Suave mode is rich, wet, and full. It’s the phaser equivalent to John Stamos’s hair fresh out of the shower. If you’re looking for some classic phase tones, this is a good place to start, but there is a lot more going on here than a Phase 90 or Small Stone. In this mode, the Tweak knob determines the amount of regeneration in the phase signal. As one who uses phaser in a somewhat subtle manner, this mode is my personal favorite, and I found the most useable sounds for my tastes with the least amount of effort. Effortlessly cool—just like Uncle Jesse.
Dynamica, as the name implies, is a touch sensitive mode. The Tweak and Rate knobs are interactive with one another, and the phaser responds to the overall volume of your guitar signal. Set the Rate knob high and your guitar volume high, and listen as the speed decreases. Turn the Rate knob to a lower setting, and the speed increases when you increase your guitar volume. This mode takes some getting used to, but it is pretty rad, and could be the missing link in a transition passage of a song.
Loco mode is just plain crazy. The Tweak knob controls feedback in the phaser and this mode is linked to a ring modulator for wacky and over-the-top sounds. It’s the perfect tone for confusing your grandmother or upsetting your dog. However, I thought it sounded quite nice when layered, via loop pedal, with an acoustic guitar rhythm part.
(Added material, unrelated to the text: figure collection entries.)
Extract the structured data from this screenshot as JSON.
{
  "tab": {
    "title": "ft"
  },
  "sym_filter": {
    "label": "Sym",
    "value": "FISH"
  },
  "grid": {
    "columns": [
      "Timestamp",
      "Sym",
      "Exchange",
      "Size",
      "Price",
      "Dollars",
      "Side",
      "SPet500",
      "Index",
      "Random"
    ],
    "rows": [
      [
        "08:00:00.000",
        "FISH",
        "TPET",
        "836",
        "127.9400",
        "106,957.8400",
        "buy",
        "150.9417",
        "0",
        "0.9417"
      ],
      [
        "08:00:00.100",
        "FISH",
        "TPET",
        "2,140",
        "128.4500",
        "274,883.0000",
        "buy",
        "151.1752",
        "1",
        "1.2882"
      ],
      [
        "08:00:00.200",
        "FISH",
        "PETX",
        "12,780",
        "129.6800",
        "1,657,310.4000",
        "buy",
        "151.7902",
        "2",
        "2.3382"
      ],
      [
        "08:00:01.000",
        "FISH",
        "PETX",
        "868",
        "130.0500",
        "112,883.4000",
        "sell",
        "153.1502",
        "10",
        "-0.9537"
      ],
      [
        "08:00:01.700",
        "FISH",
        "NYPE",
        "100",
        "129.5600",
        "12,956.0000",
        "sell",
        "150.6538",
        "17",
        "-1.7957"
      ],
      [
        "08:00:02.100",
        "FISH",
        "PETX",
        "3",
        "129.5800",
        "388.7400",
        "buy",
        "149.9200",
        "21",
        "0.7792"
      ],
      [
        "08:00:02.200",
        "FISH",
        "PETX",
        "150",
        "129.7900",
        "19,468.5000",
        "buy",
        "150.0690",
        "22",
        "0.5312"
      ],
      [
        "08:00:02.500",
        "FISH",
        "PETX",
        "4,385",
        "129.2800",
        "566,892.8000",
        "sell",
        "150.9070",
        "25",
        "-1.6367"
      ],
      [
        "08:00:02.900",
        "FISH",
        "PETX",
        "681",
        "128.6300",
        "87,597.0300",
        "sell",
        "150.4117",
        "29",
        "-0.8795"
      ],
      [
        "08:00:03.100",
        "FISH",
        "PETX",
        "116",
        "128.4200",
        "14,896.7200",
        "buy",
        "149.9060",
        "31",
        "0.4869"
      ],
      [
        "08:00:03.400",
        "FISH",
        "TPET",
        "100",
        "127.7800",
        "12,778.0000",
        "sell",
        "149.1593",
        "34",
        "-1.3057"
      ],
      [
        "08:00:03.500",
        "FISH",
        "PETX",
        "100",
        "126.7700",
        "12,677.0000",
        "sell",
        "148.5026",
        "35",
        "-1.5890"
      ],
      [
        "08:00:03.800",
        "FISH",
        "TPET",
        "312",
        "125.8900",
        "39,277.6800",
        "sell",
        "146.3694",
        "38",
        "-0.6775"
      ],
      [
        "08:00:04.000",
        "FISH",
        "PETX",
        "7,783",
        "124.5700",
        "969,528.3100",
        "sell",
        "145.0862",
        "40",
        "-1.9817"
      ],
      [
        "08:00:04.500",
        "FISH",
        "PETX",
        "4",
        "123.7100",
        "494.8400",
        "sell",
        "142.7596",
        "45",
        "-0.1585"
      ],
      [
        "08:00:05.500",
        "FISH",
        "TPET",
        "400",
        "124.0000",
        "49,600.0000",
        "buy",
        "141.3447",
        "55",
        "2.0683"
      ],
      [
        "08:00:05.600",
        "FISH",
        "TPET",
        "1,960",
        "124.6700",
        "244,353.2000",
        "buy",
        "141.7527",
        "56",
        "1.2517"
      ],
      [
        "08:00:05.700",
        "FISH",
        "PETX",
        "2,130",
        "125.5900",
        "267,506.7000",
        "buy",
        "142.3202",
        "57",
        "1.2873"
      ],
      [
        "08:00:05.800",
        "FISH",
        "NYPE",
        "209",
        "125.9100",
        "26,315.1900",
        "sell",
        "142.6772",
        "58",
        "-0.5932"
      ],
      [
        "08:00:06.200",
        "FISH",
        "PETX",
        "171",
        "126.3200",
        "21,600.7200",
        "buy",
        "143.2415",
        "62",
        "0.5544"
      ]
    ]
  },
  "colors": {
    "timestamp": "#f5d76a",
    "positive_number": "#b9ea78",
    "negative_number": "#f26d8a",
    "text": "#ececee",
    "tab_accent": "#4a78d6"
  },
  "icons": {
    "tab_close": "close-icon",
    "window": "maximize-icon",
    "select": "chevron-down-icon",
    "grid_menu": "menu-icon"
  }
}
Single notes reminded me of the weird "boingy" sound on “We Only Come Out At Night” by The Smashing Pumpkins.
If I had to describe the La Calavera in one word, I’d say “alive.” If you want a phaser that stays in one place and never moves, this probably isn’t the one. But, if you have a sense of adventure, and want to discover new tonal textures and landscapes, this is right up your alley. Although it possesses a simple layout, this pedal goes very deep, and like a rowdy dog, it needs a companion that is willing to spend time with it. And as one who loves cool-looking pedals, I can’t say enough about the design. If you put this on your pedalboard, anyone who sees it is going to want to know what it’s all about. Besides looking like a magic fuel cell used to power El Chapo’s getaway bike, the La Calavera is clearly built with love and care using high-quality components that will likely last a lifetime. If you want to take your playing on a psychedelic spirit quest, look no further: La Calavera is calling your name.
What We Like:
Wide range of phase tones. Superb build quality. Awesome graphics.